The 2013 accession of his son, Tamim bin Hamad Al Thani, and a subsequent change in the QIA’s leadership ushered in investment restraint. Deal-making slowed, and tended to be relatively small and indirect.
Investment strategy reverted to being more assertive in 2020 following another reorganization and a new mandate for direct investment.
The Covid-19-induced global slump that year allowed the QIA to pick up assets cheaply, and global conditions have continued to play to its advantage.
The rebound in energy prices and the surge in European gas demand triggered by Russia’s war on Ukraine has filled its coffers. Ongoing global economic uncertainty has limited other investors’ risk appetite, especially in emerging markets. Inflation has reduced many governments’ fiscal scope for capital spending, inducing a search for external funds.
Leaving Europe
Investment allocation strategy—by geography, sector and asset class—has shifted since 2020, with CEO Mansoor bin Ibrahim al-Mahmoud deprioritizing Europe in favor of the United States and major Asian economies.

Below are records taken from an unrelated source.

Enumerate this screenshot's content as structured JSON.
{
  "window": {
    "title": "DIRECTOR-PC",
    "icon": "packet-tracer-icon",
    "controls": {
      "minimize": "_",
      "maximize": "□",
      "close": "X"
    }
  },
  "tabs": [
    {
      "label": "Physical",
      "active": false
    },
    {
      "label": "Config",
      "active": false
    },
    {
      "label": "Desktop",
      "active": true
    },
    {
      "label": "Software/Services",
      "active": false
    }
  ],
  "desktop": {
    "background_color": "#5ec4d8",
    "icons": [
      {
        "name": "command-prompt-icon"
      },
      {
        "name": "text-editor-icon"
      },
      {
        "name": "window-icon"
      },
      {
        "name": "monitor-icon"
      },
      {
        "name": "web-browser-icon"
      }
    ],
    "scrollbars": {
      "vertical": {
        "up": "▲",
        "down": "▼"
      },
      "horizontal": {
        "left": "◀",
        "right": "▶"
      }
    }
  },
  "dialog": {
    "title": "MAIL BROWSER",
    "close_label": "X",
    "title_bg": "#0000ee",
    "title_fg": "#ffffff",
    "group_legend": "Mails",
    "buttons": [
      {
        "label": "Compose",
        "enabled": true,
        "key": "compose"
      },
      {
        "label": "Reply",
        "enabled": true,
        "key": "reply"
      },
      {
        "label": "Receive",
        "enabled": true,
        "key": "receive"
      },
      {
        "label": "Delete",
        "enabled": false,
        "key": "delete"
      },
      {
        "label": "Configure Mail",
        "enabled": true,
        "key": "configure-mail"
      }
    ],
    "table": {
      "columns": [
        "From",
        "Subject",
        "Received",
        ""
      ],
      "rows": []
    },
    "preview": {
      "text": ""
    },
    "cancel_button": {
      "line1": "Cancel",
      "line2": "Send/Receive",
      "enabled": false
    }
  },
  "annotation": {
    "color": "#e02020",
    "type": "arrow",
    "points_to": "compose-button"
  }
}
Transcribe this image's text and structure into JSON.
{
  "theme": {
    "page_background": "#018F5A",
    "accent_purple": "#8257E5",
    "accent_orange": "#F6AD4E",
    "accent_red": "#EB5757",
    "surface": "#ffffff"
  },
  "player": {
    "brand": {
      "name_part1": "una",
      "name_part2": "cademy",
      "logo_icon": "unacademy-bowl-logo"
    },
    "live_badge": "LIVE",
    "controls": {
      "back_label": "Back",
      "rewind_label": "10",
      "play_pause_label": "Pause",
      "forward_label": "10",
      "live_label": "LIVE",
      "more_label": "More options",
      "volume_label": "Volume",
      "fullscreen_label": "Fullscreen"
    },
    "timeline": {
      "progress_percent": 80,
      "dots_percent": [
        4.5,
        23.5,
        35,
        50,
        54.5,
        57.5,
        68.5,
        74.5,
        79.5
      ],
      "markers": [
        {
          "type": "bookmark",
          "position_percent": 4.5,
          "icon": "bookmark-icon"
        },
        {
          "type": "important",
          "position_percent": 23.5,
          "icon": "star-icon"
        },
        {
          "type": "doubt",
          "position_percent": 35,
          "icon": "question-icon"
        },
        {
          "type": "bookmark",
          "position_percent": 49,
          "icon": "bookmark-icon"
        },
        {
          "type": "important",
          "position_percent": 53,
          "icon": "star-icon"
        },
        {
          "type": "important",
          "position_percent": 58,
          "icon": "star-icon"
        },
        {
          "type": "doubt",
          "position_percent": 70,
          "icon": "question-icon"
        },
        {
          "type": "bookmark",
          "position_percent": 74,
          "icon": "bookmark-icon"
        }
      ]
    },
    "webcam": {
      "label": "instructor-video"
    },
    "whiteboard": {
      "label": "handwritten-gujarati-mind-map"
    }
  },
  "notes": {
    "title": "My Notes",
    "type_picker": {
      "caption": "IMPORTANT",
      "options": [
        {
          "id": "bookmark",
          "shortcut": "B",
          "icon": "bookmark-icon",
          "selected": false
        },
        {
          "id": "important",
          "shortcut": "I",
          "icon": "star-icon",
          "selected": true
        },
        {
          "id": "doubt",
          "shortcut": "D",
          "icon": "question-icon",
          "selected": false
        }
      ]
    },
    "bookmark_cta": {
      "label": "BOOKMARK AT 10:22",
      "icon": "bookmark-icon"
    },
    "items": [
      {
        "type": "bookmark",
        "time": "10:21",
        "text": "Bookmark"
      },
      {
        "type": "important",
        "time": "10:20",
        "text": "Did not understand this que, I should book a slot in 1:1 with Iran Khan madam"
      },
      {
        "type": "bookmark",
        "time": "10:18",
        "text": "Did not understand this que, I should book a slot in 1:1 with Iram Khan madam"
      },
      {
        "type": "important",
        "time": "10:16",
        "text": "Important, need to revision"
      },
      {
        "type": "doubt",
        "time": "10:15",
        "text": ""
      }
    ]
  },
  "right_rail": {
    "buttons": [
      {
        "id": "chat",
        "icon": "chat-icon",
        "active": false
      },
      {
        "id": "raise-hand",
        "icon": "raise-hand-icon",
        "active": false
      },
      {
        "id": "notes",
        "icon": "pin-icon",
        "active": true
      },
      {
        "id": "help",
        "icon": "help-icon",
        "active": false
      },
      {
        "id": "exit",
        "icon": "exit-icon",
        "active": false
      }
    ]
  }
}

Mansoor also aims to double QIA’s emerging markets’ allocation to 20%. Within that, India is a priority.
This has a commercial logic but also buttresses an important political and economic relationship, including Doha’s ambition for Delhi to extend and expand long-term Qatari LNG supply contracts.
Technology is a clear sectoral priority, especially applied technologies relevant to other target areas. For example, the long-standing involvement in financial services has extended into fintech and an interest in healthcare has been reflected in biotechnology investments.
Funding Decarbonization
Technologies and other industries related to the green energy transition are another priority. Doha argues that a commitment to clean energy and emissions reduction is consistent with its plans to expand hydrocarbon production.
In 2020, the QIA announced that it would no longer make new investments in fossil fuels. On the face of it, this was about environmental concerns. Still, such investments run counter to the fund’s mandate to diversify government revenues, and in any case, state-owned QatarEnergy handles hydrocarbon investments abroad.
Unlike Saudi Arabia and the United Arab Emirates, Qatar does not have a state-owned clean-energy developer, leaving the QIA to fulfil that role overseas. In 2021, it acquired a 50% stake in the African renewables portfolio of Italy’s Enel Green Power.
Its largest deal in 2022 was a EUR2.4bn (USD2.5bn) investment in German electricity supplier RWE to enable it to buy a portfolio of US renewable power plants.
As with the Indian deals, the purchase appeared politically judicious, as Doha was trying to persuade Berlin to enter long-term LNG supply deals; agreement was reached weeks later.
Help, Not Handouts
The QIA’s geopolitical role has been most evident in its move towards investing to mend or bolster intergovernmental ties with poorer regional states.
Qatar fell out with Egypt in the early 2010s. Following the 2021 restoration of diplomatic ties, Doha deposited USD3bn in Egypt’s central bank to ease a foreign exchange crisis.
Future assistance will be investment rather than handouts. The QIA wants to profit from Cairo’s need to divest its state corporate holdings.
Deals have been slow to materialize, but an agreement for the QIA to acquire state-owned Telecom Egypt’s 45% stake in mobile provider Vodafone Egypt is reportedly close. Negotiations continue over seven landmark government hotels.
Doha has also used its advantage of being more acceptable than its Gulf neighbors to Iraq’s Iranian-aligned government. QatarEnergy appeared to rescue a ground-breaking USD27bn oil and gas deal involving French oil major TotalEnergies and an Iraqi state firm in April by acquiring a 25% stake.
The QIA has also leveraged the foreign exchange shortage and fiscal strains afflicting Doha’s long-time ally, Ankara, to increase its Turkish portfolio. In 2022, it acquired an interest in Eurasia Tunnel, an Istanbul-based road tunnel operator, and in May, it joined a financing round for artificial intelligence-backed marketing platform Insider.